Canberra, August 30: Australia said on Sunday it would formally apologise to generations of children abused while in state care, in a gesture similar to last year’s acknowledgment of past injustices suffered by Aborigines.
The apology would help address terrible wrongs inflicted on the so-called “forgotten Australians” who were abused in orphanages and public institutions that were supposed to protect them, Families Minister Jenny Macklin said.
She said an estimated 500,000 people, many of them child migrants from Britain, had been abused or neglected while in state care over the past 100 years.
“This is a significant national step in the healing process for forgotten Australians and former child migrants,” she said in a statement.
“Many former child migrants and other children who were in institutions, their families and the wider community have suffered from a system that did not adequately provide for, or protect children in its care.”
A Senate inquiry in 2004 recommended the apology.

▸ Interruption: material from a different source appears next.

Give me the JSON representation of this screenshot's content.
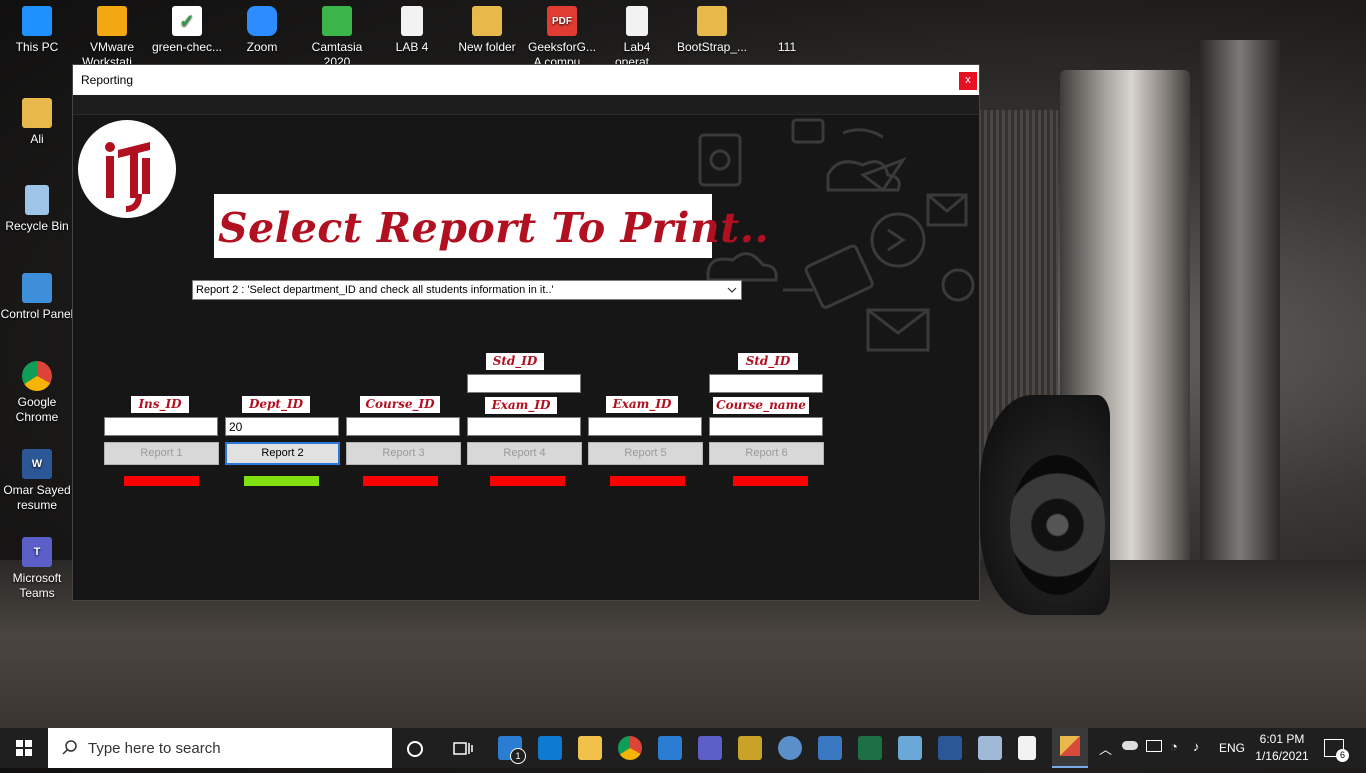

Macklin said it would be delivered by Prime Minister Kevin Rudd and the government would seek opposition support to make it a bipartisan gesture.
In February 2008, Rudd apologised to Aboriginal people for centuries of injustice, including the “stolen generations” of indigenous children taken from their families and placed in foster care with white families or institutions.
The apology was widely applauded at the time but Rudd’s centre-left government has since been criticised for failing to follow up the gesture by improving the live of Aborigines, Australia’s most impoverished community.